The function could look something like this:
Let's see how the math breaks down**:
l1= 4 * 256 = 1024 cyclesl2= (1024 + 4) * 256 = 263168 cyclesl3= (263168 + 4) * 42 = 11053224 cyclesDelay1sec= 11072668 + 3 + 2 + 2 + 2 + 3 = 11053236 cycles11053236 cycles * 1/11059200 seconds/cycle = 999.461 ms
* The subroutine call and return instructions may be omitted as necessary.
** I used Microsoft Excel to assist with calculations related to determining loop counters.
该微控制器具有三个板载定时器(请参阅用户手册)连接到系统时钟(除以12),因此需要对它们进行编程以在时间到期时生成中断。
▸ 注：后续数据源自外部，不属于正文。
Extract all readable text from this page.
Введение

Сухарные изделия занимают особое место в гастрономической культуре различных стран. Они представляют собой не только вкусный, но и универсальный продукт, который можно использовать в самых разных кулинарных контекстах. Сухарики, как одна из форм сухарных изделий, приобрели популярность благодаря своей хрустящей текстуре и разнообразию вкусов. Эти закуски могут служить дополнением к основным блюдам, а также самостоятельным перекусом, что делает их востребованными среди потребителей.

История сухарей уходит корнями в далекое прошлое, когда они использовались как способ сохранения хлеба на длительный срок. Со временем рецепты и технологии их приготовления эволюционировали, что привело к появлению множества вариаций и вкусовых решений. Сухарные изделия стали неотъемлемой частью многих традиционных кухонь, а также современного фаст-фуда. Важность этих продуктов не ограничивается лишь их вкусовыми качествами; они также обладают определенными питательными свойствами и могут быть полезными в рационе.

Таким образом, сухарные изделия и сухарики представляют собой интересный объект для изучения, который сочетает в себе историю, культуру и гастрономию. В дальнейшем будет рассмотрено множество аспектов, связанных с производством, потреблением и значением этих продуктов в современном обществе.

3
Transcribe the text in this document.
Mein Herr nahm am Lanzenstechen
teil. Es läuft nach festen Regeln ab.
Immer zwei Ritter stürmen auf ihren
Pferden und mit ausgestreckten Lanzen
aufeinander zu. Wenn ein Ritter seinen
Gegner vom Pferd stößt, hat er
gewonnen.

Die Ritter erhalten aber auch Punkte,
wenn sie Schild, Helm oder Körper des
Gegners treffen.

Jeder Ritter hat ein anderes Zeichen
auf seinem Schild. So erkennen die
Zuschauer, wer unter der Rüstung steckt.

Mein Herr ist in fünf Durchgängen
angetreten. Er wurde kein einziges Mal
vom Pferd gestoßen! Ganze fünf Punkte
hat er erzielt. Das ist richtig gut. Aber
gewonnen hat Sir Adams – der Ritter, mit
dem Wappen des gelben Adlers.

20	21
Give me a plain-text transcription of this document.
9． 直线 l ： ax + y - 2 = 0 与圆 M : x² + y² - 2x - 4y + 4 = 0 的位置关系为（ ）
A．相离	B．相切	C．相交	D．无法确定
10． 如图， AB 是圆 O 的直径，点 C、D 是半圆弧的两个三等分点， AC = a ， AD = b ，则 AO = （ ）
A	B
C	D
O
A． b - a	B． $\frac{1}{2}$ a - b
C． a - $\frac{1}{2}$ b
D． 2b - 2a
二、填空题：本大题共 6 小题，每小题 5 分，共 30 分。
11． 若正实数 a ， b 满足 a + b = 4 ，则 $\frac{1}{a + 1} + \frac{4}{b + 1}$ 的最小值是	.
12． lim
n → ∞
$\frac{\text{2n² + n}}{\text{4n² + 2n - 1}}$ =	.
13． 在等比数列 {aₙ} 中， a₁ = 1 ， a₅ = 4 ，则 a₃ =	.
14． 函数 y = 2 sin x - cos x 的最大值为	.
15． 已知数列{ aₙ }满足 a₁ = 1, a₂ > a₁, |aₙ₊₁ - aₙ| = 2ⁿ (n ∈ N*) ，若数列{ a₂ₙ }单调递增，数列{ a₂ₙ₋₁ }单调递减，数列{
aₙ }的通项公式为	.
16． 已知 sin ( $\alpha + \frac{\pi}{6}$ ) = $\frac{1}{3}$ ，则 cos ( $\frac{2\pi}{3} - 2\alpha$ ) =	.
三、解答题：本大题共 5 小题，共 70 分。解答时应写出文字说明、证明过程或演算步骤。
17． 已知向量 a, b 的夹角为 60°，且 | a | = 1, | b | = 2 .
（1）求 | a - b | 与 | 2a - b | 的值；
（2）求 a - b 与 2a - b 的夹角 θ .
由于分频输入略低于 1 MHz,并且最大计数器为 16 位,因此您需要计算 14 个中断才能达到一秒(至少如果我计算正确的话)。
This microcontroller has three on-board timers (see section 11 of the User's Manual) connected to the system clock (divided by 12), so it's a matter of programming them to generate an interrupt when the time expires. Since the divided input is just under 1 MHz, and the largest counter is 16 bits, you'll need to count 14 interrupts to reach one second (at least if I've done the math correctly).
A) 引用硬件定时器。
B) 引用 CPU 定时器。一些处理器有一个非常宽的定时器,即 64 位宽,在时钟滴答处运行。
C) 软件循环。为了获得最佳结果,代码和所有数据应驻留在具有可预测时序的内部存储器中。从 SDRAM 运行可能会导致时序问题。
您不必计算装配周期即可完成此操作。相反,您可以在引脚上“绘制”脉冲(在循环之前拉高,在循环之后拉低),使用逻辑分析仪测量脉冲宽度,然后更改循环计数以调整时序。为了获得最佳结果,您应该通过使用频率计数器来测量外部 CPU 时钟/晶体来进行补偿,然后对偏离中心频率的情况进行补偿,因为大多数便宜的晶体都不是准确的。
您可以通过使用计时器来计算循环时间来进行自校准。
A) Reference a hardware timer.
B) Reference a CPU timer. Some processors have a very wide timer, i.e. 64-bit wide, that runs at the clock tick.
C) Software Loop. For best results, the code and all data should reside in internal memory that has predictable timing. Running from SDRAM can cause timing problems.
You don't have to count assembly cycles to do it. Instead you can "draw" a pulse on a pin (pull high before the loop, pull low after the loop), measure pulse width using a logic anlayzer, then change loop count to tweak your timings. For best results, you should compensate against the external CPU clock/crystal, by using a frequency counter to measure it, then compensate for being away from center frequency, because most cheap crystals aren't dead-on.
You could self-calibrate by using a timer to calculate the loop timing.